To achieve this goal, we will use the titration functions in the Structure class. In titration, different clusters may have different priorities. Some types may react first and only all the clusters in these types are all used up, the other types of clusters can start to react. The titration functions follow the algorithm below.
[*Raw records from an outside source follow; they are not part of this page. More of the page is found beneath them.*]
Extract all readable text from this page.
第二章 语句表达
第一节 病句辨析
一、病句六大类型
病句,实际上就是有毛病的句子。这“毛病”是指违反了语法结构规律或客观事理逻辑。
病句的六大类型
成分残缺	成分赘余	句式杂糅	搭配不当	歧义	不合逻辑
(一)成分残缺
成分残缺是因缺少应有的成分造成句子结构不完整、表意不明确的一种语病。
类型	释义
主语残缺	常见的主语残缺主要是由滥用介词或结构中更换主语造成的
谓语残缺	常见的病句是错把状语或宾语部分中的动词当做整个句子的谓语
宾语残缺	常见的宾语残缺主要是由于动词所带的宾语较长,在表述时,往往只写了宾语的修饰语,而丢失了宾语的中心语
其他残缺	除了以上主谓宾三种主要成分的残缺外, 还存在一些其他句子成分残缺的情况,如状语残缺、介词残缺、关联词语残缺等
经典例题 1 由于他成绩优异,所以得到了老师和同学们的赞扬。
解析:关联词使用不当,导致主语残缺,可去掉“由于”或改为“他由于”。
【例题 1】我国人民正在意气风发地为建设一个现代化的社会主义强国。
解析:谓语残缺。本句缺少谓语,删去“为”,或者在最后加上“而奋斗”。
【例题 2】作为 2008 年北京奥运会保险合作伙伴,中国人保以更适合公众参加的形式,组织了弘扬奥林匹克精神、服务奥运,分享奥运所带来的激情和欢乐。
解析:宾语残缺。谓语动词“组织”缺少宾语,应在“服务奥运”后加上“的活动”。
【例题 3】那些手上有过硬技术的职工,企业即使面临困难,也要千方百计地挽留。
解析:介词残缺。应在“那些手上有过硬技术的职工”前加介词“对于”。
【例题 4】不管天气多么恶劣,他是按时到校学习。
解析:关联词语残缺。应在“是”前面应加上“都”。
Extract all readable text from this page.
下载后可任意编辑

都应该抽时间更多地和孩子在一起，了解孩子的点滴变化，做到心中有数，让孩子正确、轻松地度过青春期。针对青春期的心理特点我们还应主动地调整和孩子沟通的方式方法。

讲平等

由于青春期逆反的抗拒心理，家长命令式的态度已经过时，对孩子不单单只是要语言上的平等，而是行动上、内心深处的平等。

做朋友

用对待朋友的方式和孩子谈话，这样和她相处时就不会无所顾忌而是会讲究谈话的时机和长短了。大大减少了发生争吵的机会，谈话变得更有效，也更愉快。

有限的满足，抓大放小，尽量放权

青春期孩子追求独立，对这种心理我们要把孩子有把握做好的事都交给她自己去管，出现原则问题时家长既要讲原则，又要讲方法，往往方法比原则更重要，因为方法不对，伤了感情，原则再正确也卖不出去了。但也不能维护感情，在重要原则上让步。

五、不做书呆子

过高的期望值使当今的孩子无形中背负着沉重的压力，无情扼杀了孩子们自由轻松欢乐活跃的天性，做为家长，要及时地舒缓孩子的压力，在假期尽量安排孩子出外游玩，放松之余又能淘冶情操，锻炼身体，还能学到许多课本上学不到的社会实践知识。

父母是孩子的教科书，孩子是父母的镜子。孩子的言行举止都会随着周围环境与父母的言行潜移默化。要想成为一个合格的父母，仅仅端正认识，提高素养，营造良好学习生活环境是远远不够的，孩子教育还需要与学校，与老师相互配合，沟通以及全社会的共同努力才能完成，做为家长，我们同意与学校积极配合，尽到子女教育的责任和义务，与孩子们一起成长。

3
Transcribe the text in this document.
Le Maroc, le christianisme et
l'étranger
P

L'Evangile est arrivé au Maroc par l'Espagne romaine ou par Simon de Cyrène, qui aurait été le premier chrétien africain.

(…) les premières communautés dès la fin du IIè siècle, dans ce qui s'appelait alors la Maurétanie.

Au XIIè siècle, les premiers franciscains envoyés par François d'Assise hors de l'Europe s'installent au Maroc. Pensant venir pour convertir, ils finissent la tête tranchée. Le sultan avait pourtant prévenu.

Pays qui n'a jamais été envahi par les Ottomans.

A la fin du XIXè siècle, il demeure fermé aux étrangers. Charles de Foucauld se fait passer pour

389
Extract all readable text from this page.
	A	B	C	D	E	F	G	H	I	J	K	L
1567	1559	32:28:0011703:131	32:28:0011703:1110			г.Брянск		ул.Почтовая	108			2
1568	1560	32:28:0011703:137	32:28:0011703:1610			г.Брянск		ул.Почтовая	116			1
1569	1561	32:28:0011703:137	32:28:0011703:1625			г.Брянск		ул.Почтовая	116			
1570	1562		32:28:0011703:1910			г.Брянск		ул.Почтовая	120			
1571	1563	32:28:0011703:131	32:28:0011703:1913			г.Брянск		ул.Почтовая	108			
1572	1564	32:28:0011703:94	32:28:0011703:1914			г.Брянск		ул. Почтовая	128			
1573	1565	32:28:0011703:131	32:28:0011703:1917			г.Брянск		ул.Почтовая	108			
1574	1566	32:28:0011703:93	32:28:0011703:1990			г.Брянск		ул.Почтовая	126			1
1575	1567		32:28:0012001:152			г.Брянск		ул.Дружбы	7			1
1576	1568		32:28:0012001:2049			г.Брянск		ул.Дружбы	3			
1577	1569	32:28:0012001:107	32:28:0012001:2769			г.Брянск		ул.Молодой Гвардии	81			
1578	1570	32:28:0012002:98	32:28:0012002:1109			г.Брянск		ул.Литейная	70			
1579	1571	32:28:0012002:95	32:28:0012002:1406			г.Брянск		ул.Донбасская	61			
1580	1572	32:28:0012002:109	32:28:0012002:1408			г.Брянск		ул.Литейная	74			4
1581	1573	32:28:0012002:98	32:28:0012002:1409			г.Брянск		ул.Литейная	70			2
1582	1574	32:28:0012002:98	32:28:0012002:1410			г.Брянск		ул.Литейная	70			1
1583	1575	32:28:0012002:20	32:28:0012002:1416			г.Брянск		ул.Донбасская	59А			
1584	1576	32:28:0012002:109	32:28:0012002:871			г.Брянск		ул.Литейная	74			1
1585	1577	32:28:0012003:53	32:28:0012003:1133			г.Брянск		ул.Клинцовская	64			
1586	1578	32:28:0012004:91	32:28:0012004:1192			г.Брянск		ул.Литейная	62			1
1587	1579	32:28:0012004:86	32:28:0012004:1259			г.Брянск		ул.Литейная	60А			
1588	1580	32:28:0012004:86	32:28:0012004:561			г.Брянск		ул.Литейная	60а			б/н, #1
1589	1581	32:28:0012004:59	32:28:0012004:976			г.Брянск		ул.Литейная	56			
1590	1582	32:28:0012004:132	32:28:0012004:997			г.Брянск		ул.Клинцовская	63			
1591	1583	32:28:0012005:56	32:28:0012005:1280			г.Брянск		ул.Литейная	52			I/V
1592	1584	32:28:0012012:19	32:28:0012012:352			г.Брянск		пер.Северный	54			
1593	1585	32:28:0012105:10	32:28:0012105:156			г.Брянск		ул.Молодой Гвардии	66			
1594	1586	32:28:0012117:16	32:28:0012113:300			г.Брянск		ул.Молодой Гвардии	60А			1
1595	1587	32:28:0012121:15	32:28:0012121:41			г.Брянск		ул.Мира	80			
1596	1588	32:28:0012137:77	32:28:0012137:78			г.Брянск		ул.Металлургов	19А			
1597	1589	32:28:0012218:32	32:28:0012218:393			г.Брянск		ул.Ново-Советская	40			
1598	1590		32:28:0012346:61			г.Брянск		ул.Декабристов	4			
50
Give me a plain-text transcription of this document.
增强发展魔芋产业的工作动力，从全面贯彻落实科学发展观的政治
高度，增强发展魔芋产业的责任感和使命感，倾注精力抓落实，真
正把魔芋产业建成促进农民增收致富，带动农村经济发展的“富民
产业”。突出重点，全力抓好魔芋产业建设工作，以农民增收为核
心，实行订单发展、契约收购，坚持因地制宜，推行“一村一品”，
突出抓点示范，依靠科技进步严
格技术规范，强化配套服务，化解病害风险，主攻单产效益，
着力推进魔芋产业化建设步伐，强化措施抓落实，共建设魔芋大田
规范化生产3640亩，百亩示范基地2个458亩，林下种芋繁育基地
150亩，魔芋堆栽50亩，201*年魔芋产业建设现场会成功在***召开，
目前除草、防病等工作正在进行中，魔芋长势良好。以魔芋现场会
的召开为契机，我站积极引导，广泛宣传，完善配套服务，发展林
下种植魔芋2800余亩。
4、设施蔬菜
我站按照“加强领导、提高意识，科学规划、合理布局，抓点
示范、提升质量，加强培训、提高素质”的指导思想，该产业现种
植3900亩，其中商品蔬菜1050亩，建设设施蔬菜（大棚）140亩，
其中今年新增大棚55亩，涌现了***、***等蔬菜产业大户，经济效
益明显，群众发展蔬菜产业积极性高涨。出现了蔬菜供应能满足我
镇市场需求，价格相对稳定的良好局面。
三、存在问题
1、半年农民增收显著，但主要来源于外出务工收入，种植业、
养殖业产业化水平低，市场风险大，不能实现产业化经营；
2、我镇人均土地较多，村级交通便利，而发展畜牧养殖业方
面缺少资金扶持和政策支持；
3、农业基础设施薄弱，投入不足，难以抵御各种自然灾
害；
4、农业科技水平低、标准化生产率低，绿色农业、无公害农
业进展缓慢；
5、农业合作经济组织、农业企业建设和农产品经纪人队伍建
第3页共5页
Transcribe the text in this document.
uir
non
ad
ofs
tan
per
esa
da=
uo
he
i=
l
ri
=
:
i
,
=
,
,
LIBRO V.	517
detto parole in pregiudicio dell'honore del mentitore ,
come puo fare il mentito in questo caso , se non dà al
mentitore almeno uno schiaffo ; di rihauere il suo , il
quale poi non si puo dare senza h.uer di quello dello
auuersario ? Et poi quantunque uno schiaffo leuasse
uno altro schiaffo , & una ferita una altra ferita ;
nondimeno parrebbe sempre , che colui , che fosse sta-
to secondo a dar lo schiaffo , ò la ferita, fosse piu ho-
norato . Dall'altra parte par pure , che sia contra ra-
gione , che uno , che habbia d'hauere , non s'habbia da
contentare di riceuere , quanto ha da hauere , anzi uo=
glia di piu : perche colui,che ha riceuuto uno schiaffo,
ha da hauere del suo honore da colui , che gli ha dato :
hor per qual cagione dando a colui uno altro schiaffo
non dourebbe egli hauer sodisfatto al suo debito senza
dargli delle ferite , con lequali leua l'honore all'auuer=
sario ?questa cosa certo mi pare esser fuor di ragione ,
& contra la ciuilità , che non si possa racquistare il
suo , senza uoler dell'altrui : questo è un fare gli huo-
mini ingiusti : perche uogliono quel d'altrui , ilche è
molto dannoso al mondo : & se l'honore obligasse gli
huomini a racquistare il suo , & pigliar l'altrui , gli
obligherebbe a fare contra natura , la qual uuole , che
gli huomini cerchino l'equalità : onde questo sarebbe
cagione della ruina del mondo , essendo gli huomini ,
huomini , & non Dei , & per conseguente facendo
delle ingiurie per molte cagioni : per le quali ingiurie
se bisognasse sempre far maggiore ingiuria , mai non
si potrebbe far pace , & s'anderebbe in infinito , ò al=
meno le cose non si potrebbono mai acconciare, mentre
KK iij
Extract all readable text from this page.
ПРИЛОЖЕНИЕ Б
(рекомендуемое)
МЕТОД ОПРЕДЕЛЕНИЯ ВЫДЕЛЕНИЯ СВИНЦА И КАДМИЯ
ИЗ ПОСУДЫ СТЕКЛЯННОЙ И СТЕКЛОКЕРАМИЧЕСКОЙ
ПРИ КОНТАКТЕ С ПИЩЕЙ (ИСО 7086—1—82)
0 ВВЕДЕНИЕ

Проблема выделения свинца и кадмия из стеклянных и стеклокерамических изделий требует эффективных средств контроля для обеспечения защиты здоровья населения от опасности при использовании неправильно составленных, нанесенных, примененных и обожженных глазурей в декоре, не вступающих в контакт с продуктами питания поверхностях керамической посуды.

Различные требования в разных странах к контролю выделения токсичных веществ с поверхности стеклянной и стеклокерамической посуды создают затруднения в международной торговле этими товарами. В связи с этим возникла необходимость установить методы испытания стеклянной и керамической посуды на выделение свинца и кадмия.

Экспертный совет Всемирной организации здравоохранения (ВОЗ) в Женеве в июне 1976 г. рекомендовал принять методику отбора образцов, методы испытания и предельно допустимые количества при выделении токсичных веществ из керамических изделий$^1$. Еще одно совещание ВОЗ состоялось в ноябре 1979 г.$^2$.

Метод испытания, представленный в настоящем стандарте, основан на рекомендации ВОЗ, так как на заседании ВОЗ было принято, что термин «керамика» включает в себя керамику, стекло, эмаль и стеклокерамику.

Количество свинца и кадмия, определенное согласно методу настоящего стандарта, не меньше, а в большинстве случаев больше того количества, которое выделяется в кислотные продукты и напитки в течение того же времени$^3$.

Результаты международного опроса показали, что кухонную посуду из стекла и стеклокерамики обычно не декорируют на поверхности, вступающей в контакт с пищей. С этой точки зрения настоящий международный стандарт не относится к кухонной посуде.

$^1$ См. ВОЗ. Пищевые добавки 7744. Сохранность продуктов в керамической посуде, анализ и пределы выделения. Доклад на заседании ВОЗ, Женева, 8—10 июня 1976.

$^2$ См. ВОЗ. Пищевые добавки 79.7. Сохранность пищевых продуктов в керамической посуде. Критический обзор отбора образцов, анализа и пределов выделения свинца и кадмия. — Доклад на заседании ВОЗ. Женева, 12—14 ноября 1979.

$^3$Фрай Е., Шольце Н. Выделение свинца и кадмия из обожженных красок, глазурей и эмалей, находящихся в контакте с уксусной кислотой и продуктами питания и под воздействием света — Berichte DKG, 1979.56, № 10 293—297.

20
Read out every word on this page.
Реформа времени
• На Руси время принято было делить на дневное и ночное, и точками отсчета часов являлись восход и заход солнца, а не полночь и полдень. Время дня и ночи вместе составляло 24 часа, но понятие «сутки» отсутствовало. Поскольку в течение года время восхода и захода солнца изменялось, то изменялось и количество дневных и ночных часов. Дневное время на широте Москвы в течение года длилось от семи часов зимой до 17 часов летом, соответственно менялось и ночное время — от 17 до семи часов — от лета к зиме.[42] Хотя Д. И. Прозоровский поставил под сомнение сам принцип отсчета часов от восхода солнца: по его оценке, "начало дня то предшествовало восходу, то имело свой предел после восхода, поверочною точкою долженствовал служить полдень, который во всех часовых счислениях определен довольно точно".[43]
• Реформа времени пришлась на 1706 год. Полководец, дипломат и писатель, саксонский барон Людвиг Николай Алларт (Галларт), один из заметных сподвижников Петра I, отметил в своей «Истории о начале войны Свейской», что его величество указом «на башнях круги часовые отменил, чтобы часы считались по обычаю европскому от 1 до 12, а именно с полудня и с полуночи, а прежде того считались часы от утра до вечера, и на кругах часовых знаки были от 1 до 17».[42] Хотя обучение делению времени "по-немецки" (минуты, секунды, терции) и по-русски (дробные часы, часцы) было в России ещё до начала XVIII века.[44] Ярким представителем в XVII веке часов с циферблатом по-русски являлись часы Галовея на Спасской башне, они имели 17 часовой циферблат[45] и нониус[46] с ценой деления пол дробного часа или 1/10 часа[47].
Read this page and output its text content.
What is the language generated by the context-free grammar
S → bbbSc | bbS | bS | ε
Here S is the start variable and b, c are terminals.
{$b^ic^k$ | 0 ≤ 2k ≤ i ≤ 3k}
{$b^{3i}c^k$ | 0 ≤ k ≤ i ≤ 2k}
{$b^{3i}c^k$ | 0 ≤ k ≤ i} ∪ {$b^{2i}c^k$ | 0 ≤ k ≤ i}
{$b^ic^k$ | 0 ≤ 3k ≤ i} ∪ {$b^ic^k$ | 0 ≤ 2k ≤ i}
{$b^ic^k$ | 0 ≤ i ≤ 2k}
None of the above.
1. For the cluster types with the highest priorities
       1) create an available cluster list with all the clusters that have the required elements and being these cluster types(such as Al-Al paris in 6-rings in Chabazite)  
       2) repeat the following: randomly select one cluster, mark all sites in the selected cluster as used in the structure vector, and remove all the clusters that share sites with the selected cluster from the available cluster list  
       3) until there is no existing cluster  
2. For the cluster types with next highest priorities, create an available cluster list as in step 1 based on the structure configuration that already mark all the used sites. Titrate as in step 1. Continue doing step 2 until all cluster types have been titrated.

Input:
1. structure vectors
2. titrating groups:[[titration types with the highest priority],[titration types with the second highest priority]...]

Procedures:
1. titrate_clusters_multi_configs(self, str_vecs, titration_groups,titrate_num)

Output:
1. titration_results:  
    number of clusters within one super cell for each cluster type in titration groups

Example:

In [20]:
#generate 5 structure configurations with no rules
Al_ratio=0.4
Al_num=int(Al_ratio*len(structure.sites[structure.sites.multi_atoms==True].index))
str_vecs=structure.random_config_swap(Al_num, num_vecs=5, num_step=100)

In [21]:
titration_groups=[['2-1','2-2','2-3'],['1-1']]
excluding_types=[]

In [22]:
#titrate multiple configurations for 4 times and show the result of every titration.
structure.titrate_clusters_multi_configs(str_vecs, titration_groups= titration_groups,titrate_num=4,hist=1)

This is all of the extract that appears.